OpenAccess AI Collective (axolotl) Discord Summary

  • Topics around Adding Tokens and Initial Loss, touched upon by @noobmaster29 and @nanobitz, sparking discussion regarding training models and handling high initial loss.
  • Addressing a Dataset Cache Issue, users @mihai4256, @noobmaster29, and @nanobitz attempted to troubleshoot dataset reloading and cleaning up cache, without resolution.
  • Discussion into Transformer Expert’s TopK Parameter led by @nafnlaus00 and @nanobitz, offering insights into Torch’s topk functionality and potential alterations.
  • Several Development Issues and Solutions such as pre-commit action problems and Alternatives namely, the usage of Pre-Commit.CI, were delivered by @tmm1 and @le_mess.
  • Query regarding DPO Readiness for testing modals broadcasted by @faldore.
  • Exploring EOS Token Replacement in scripts, a concern flagged by @faldore.
  • Challenges encountered while Generating Data with Local Model shared by @fred.bliss, seeking advice on creating similar pairings to original material.
  • @natefyi_30842 initiated an inquiry about the comparison between Internet and Books as Training Data Sources for Language Learning Models (LLMs).
  • A helpful Installation Command for libopenmpi-dev and mpi4py offered by @mr_morning, which proved useful to @q0d..

OpenAccess AI Collective (axolotl) Channel Summaries

▷ #general (24 messagesđŸ”„):

  • Adding Tokens and Initial Loss: @noobmaster29 started training a model with an extra 15k tokens and noticed a high initial loss. @nanobitz suggested that this is normal, especially for completion datasets, and advised to let the training run for a bit to see if the loss decreases.
  • Dataset Cache Issue: @mihai4256 encountered a caching issue when trying to reload a dataset for the purpose of debugging. @noobmaster29 suggested deleting the HuggingFace dataset folder to clear the cache, while @nanobitz pointed out that the latest version should not load the tokenized dataset from cache if the relevant key is set to None. The issue remained unresolved.
  • TopK Parameter of Transformer Experts: @nafnlaus00 provided clarification on the torch.topk function used in the Transformer Experts, explaining its indifference to the number of experts and the number of experts used at once. This led to a discussion with @nanobitz about the possibility and implications of increasing the top_k parameter.
  • Resources Shared: @noobmaster29 shared a link to a paper on ArXiv, though the context or relevance of the paper was not mentioned in the messages.

▷ #axolotl-dev (6 messages):

  • Issue with Pre-Commit Action: @tmm1 shared a link to a feature request on the GitHub repository for Pre-Commit Action, focusing on the issue of adding annotations from pre-commit errors to the specific lines in the actual PR diff (GitHub issue #70).

  • Pre-Commit Linter Errors: @tmm1 suggested to surface the “dumb lint errors” from the logs for better accessibility and debugging.

  • Introduction of Pre-Commit.CI: @tmm1 introduced Pre-Commit.CI, which could be a potential way to enforce the discovery and automatic fixing of linter errors.

  • Pre-Commit.CI Approval: @le_mess agreed with @tmm1’s suggestion, affirming that Pre-Commit.CI is an efficient tool that executes the linters.

  • DPO Readiness Query: @faldore inquired about the readiness of DPO (Differential Privacy Optimizer) for testing, claiming that they have a model and dataset prepared for the purpose.

▷ #general-help (26 messagesđŸ”„):

  • Adding New Token as End of Sentence(EOS) Token: User @faldore shared a script they used to modify the EOS token in a tokenizer. They replaced the </s> EOS token to a new token `

▷ #datasets (3 messages):

  • Generating Data with Local Model: @fred.bliss experimented with generating decent-quality data using a local model and RAG methods. The effort did not succeed, and the user sought advice on creating at least 50 example rows of data for each Q&A pair that are close to the original material.
  • Study on Base LLMs Training Using Internet vs.
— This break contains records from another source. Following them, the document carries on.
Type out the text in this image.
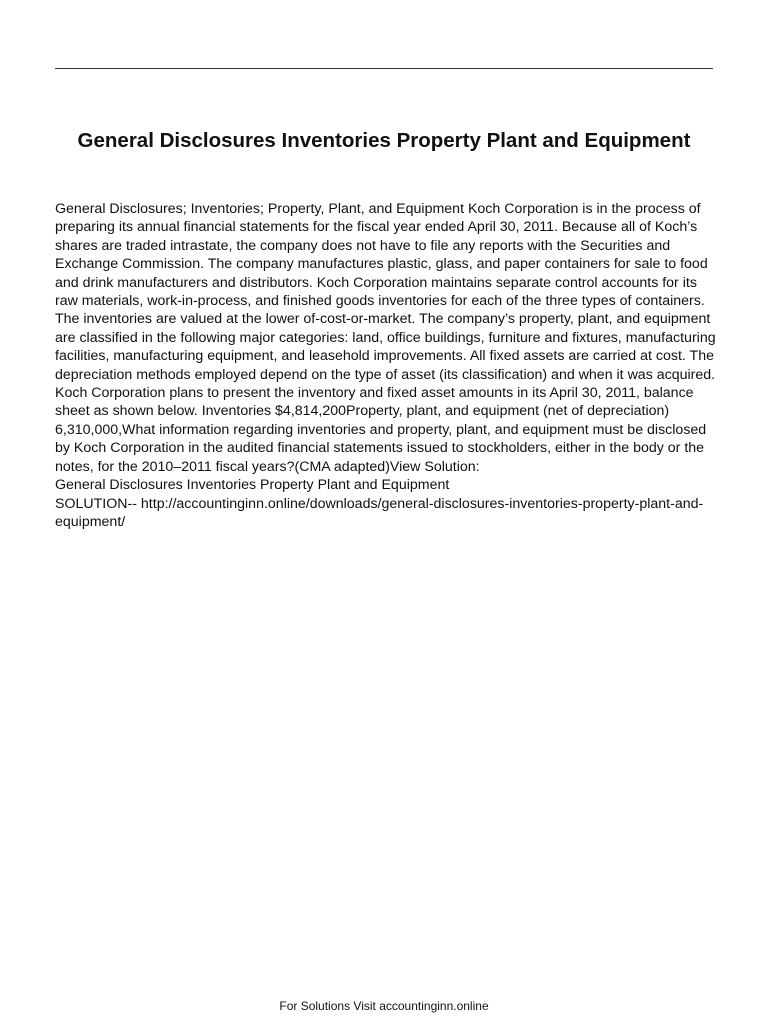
General Disclosures Inventories Property Plant and Equipment

General Disclosures; Inventories; Property, Plant, and Equipment Koch Corporation is in the process of preparing its annual financial statements for the fiscal year ended April 30, 2011. Because all of Koch’s shares are traded intrastate, the company does not have to file any reports with the Securities and Exchange Commission. The company manufactures plastic, glass, and paper containers for sale to food and drink manufacturers and distributors. Koch Corporation maintains separate control accounts for its raw materials, work-in-process, and finished goods inventories for each of the three types of containers. The inventories are valued at the lower of-cost-or-market. The company’s property, plant, and equipment are classified in the following major categories: land, office buildings, furniture and fixtures, manufacturing facilities, manufacturing equipment, and leasehold improvements. All fixed assets are carried at cost. The depreciation methods employed depend on the type of asset (its classification) and when it was acquired. Koch Corporation plans to present the inventory and fixed asset amounts in its April 30, 2011, balance sheet as shown below. Inventories $4,814,200Property, plant, and equipment (net of depreciation) 6,310,000,What information regarding inventories and property, plant, and equipment must be disclosed by Koch Corporation in the audited financial statements issued to stockholders, either in the body or the notes, for the 2010–2011 fiscal years?(CMA adapted)View Solution:

General Disclosures Inventories Property Plant and Equipment

SOLUTION-- http://accountinginn.online/downloads/general-disclosures-inventories-property-plant-and-equipment/

For Solutions Visit accountinginn.online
Books: @natefyi_30842 inquired if anyone has studied the difference between utilizing internet datasets vs. books to train base Language Learning Models (LLMs). They posited that although books might provide higher quality yet less diverse data, that might not necessarily be disadvantageous.

▷ #runpod-help (2 messages):

  • Installation of libopenmpi-dev and mpi4py: User @mr_morning suggested the following command for installation: apt-get install libopenmpi-dev -y && pip install mpi4py, which worked for him. User @q0d. found this interesting and appreciated @mr_morning’s help.
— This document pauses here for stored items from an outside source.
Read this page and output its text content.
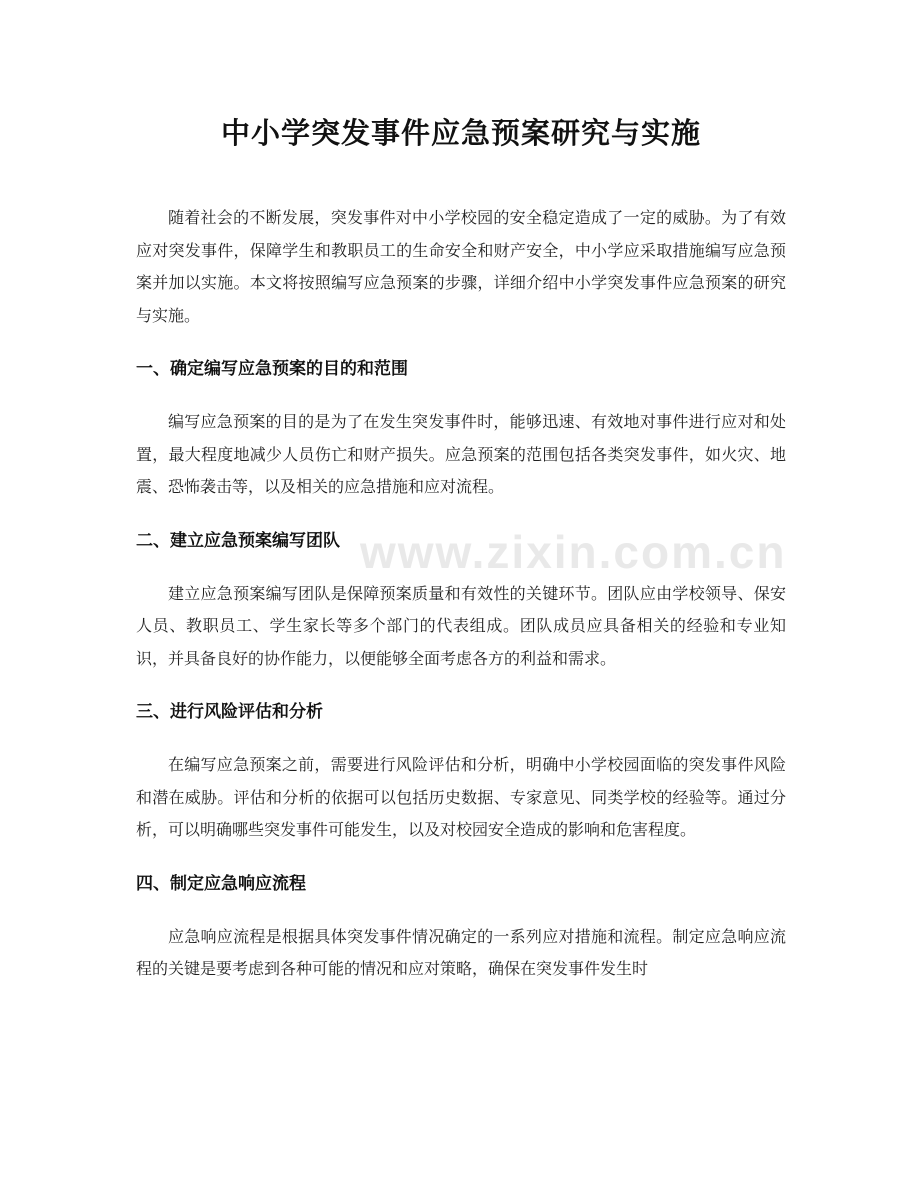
www.zixin.com.cn
中小学突发事件应急预案研究与实施

随着社会的不断发展，突发事件对中小学校园的安全稳定造成了一定的威胁。为了有效应对突发事件，保障学生和教职员工的生命安全和财产安全，中小学应采取措施编写应急预案并加以实施。本文将按照编写应急预案的步骤，详细介绍中小学突发事件应急预案的研究与实施。

一、确定编写应急预案的目的和范围

编写应急预案的目的是为了在发生突发事件时，能够迅速、有效地对事件进行应对和处置，最大程度地减少人员伤亡和财产损失。应急预案的范围包括各类突发事件，如火灾、地震、恐怖袭击等，以及相关的应急措施和应对流程。

二、建立应急预案编写团队

建立应急预案编写团队是保障预案质量和有效性的关键环节。团队应由学校领导、保安人员、教职员工、学生家长等多个部门的代表组成。团队成员应具备相关的经验和专业知识，并具备良好的协作能力，以便能够全面考虑各方的利益和需求。

三、进行风险评估和分析

在编写应急预案之前，需要进行风险评估和分析，明确中小学校园面临的突发事件风险和潜在威胁。评估和分析的依据可以包括历史数据、专家意见、同类学校的经验等。通过分析，可以明确哪些突发事件可能发生，以及对校园安全造成的影响和危害程度。

四、制定应急响应流程

应急响应流程是根据具体突发事件情况确定的一系列应对措施和流程。制定应急响应流程的关键是要考虑到各种可能的情况和应对策略，确保在突发事件发生时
HuggingFace Discord Discord Summary

  • A primary topic of interest was AI model selection and development:
    • @woodenrobot is grappling with the issue of choosing an appropriate AI model for creating “intelligent” NPCs for a MUD. Citing issues with Google Gemini and GPT4, the discussion turned towards the prospect of utilizing a local model (general channel).
    • With respect to Bert’s forward pass performance on Candle and Pytorch, @pigeonsai asked whether slowness is expected on Candle compared to Pytorch (general channel).
  • Hardware and software inquiries were prominent:
    • @zorian_93363 asked if any CPUs have cores specifically optimized for essential AI mathematical operations, similar to CPUs with embedded graphics (general channel).
    • @mr.aflaton sought suggestions for creating a multilingual dialogue and voiceover system, even sharing some experience with Google’s translate API and querying about high-quality text-to-speech models (general channel).
  • Contributors are pushing the limits with their AI project explorations:
    • Users @neuralink and @merve3234 discussed an impressive implementation of end-to-end FP8 training in 3D parallelism, with hopes for an open-sourced repository soon (today-im-learning channel).
    • One of the community members, @maybeispedro, used pseudo labels to improve classification tasks in the domain of astronomy (i-made-this channel).
    • A key announcement was made by @sayakpaul regarding the release of Diffusers 0.25.0, which offers major updates such as a new model named aMUSEd, speed enhancements, and transition to PEFT for LoRA training (core-announcements channel).
  • The guild was also a hub for expert advice and resource sharing:
    • @asterix3651 requested for clarity on the restrictions around using Gemini for creating datasets and training models with them while referencing Google AI terms and conditions (general channel).
    • @maybiespedro shared a link to a paper that covers innovative work by researchers who are applying AI to astronomy, appreciated by @osanseviero (cool-finds channel).
    • @hafiz031 sought advice on the most suited embedding model for business-related data and @blakeskoepka queried for the best platform to access AI research papers (NLP channel).
  • Technical challenges and solutions for the AI model usage came to the fore:
    • @el_musso expressed intent to run the model at home on a local PC for use in parallel by his family and received a suggestion from @merve3234 around local serving and ngrok tunnel (diffusion-discussions channel).
    • @torqx asked about Segmind Vega models support in a1111 as they experienced difficulties with loading a checkpoint from HuggingFace Segmind-Vega repository (diffusion-discussions channel).
    • User @shinomori_7 wanted to receive recommendations for a library that enables keyboard inputs for a game to be taken through hand gestures, but there was a lack of replies (computer-vision channel).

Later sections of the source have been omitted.